新規就農を支える地域の実践~地域農業を担う人材の育成~
![新規就農を支える地域の実践~地域農業を担う人材の育成~](https://www.jacom.or.jp/bookguide/images/book1405261001.jpg)
- 著者
- 一般社団法人農村金融研究会 編
- 発行所
- 農林統計出版
- 発行日
- 2014年3月20日
- 定価
- 本体1800円+税
- 電話
- 03-3511-0058
- 評者
- 村田武 / 九州大学名誉教授
農林中金総合研究所が2011・12年度に農林金融研究会に委託した「新規就農経営体の課題と金融に関する調査」の報告書が本書である。
新規参入者を支える
先進的支援策を紹介
本書が取り上げる事例は、すべて非農家子弟の新規参入者である。新規就農をめざす人々にとっても有益な情報が豊富に含まれるとともに、県・市町村自治体や農協にとっても新規参入者に対する就農支援が新たな段階に入っており、参考にできる先駆的モデルが存在することを教えてくれる。
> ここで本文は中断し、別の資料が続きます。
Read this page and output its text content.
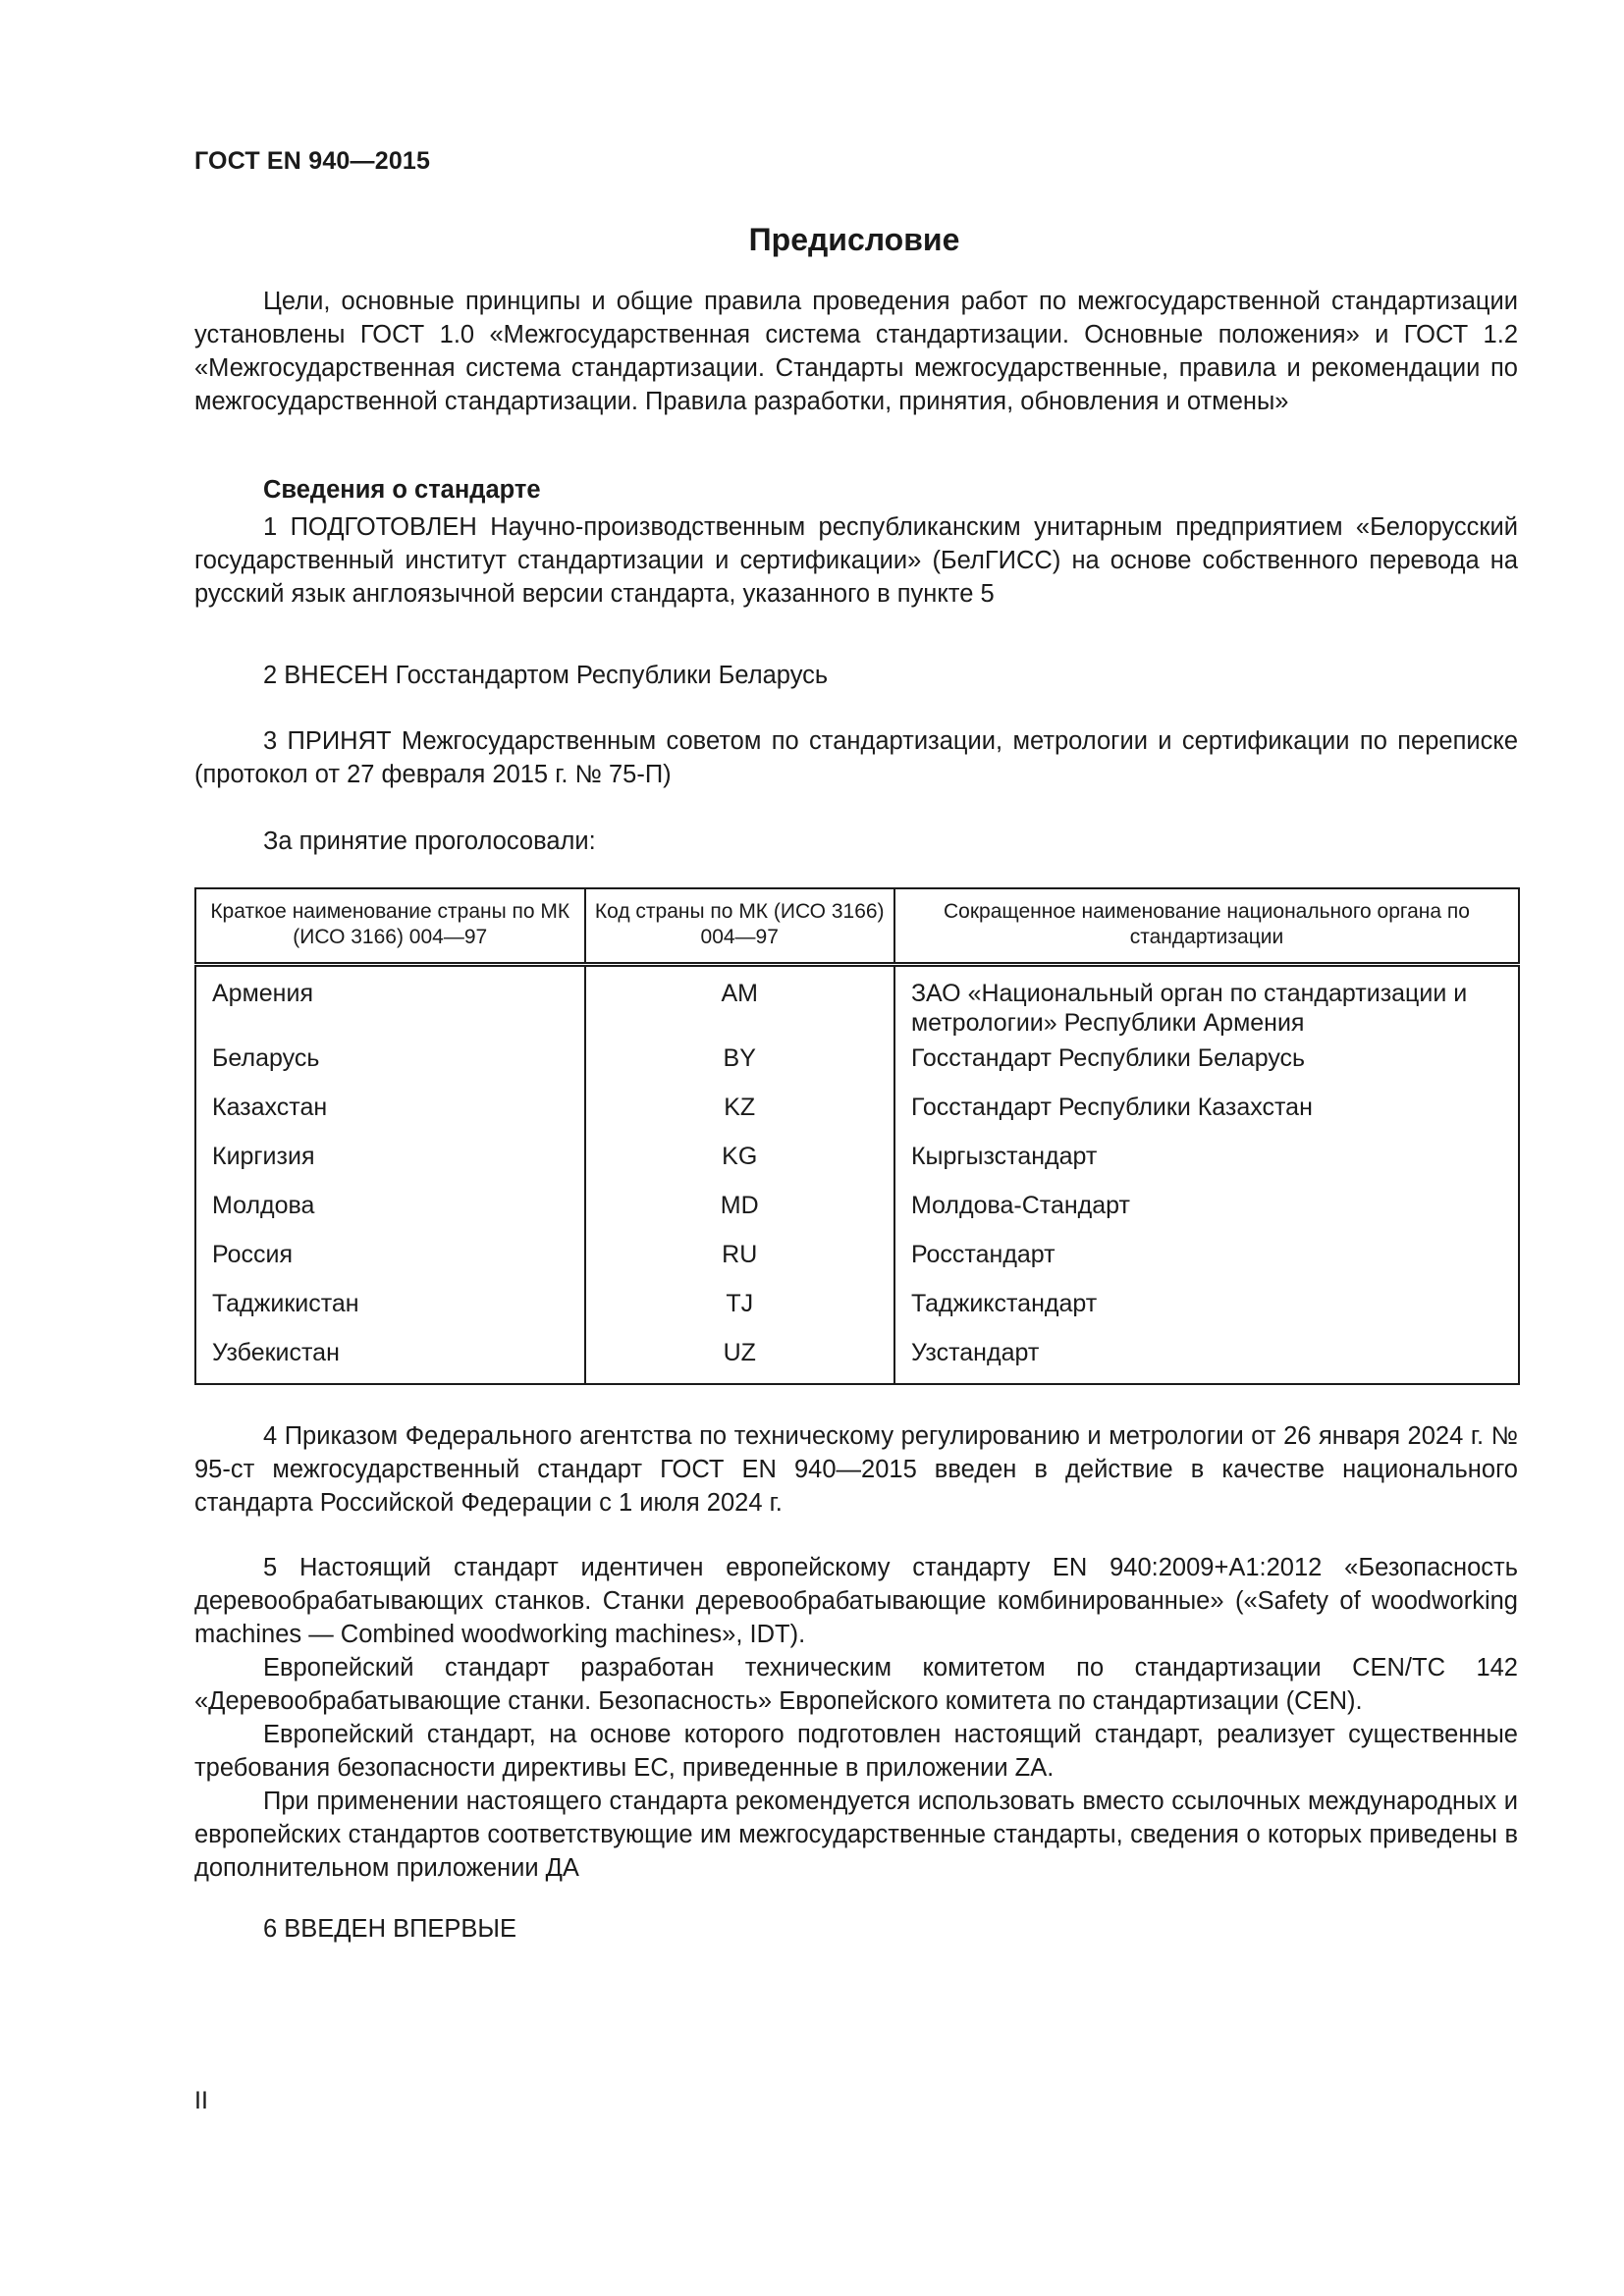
ГОСТ EN 940—2015
Предисловие

Цели, основные принципы и общие правила проведения работ по межгосударственной стандартизации установлены ГОСТ 1.0 «Межгосударственная система стандартизации. Основные положения» и ГОСТ 1.2 «Межгосударственная система стандартизации. Стандарты межгосударственные, правила и рекомендации по межгосударственной стандартизации. Правила разработки, принятия, обновления и отмены»

Сведения о стандарте

1 ПОДГОТОВЛЕН Научно-производственным республиканским унитарным предприятием «Белорусский государственный институт стандартизации и сертификации» (БелГИСС) на основе собственного перевода на русский язык англоязычной версии стандарта, указанного в пункте 5

2 ВНЕСЕН Госстандартом Республики Беларусь

3 ПРИНЯТ Межгосударственным советом по стандартизации, метрологии и сертификации по переписке (протокол от 27 февраля 2015 г. № 75-П)

За принятие проголосовали:

Краткое наименование страны по МК (ИСО 3166) 004—97	Код страны по МК (ИСО 3166) 004—97	Сокращенное наименование национального органа по стандартизации
Армения	AM	ЗАО «Национальный орган по стандартизации и метрологии» Республики Армения
Беларусь	BY	Госстандарт Республики Беларусь
Казахстан	KZ	Госстандарт Республики Казахстан
Киргизия	KG	Кыргызстандарт
Молдова	MD	Молдова-Стандарт
Россия	RU	Росстандарт
Таджикистан	TJ	Таджикстандарт
Узбекистан	UZ	Узстандарт

4 Приказом Федерального агентства по техническому регулированию и метрологии от 26 января 2024 г. № 95-ст межгосударственный стандарт ГОСТ EN 940—2015 введен в действие в качестве национального стандарта Российской Федерации с 1 июля 2024 г.

5 Настоящий стандарт идентичен европейскому стандарту EN 940:2009+A1:2012 «Безопасность деревообрабатывающих станков. Станки деревообрабатывающие комбинированные» («Safety of woodworking machines — Combined woodworking machines», IDT).

Европейский стандарт разработан техническим комитетом по стандартизации CEN/TC 142 «Деревообрабатывающие станки. Безопасность» Европейского комитета по стандартизации (CEN).

Европейский стандарт, на основе которого подготовлен настоящий стандарт, реализует существенные требования безопасности директивы ЕС, приведенные в приложении ZA.

При применении настоящего стандарта рекомендуется использовать вместо ссылочных международных и европейских стандартов соответствующие им межгосударственные стандарты, сведения о которых приведены в дополнительном приложении ДА

6 ВВЕДЕН ВПЕРВЫЕ

II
第3章「産地維持を目指す農協や農業者グループの新規参入支援」では、農協が有機部会を設立しその中核に新規参入者が存在すること、そして農協が販売面でのサポートに全力をあげる事例に説得力がある。
また、とくに地域農業・地域社会を維持する課題の大きい中山間地域での農村維持と新規就農支援をとりあげた第5章の、長野県の新規就農者に対する3段階の支援体制、すなわち[1]新規就農のための「相談会」、[2]体験のための「アグリターン農業研修」、[3]実践研修としての「新規就農里親制度」や、岡山県の「就農促進トータルサポート事業」は、大いに学ぶべき先駆的モデルであろう。この両県で、臨時とはいえ農協の有給臨時職員として一定の収入が確保できる支援策が共通して準備されていることは注目すべきである。
とくに耕作放棄地と鳥獣害に苦しむ中山間地を抱える自治体や農協の、農村と農業再生計画の策定に本書を大いに役立ててほしい。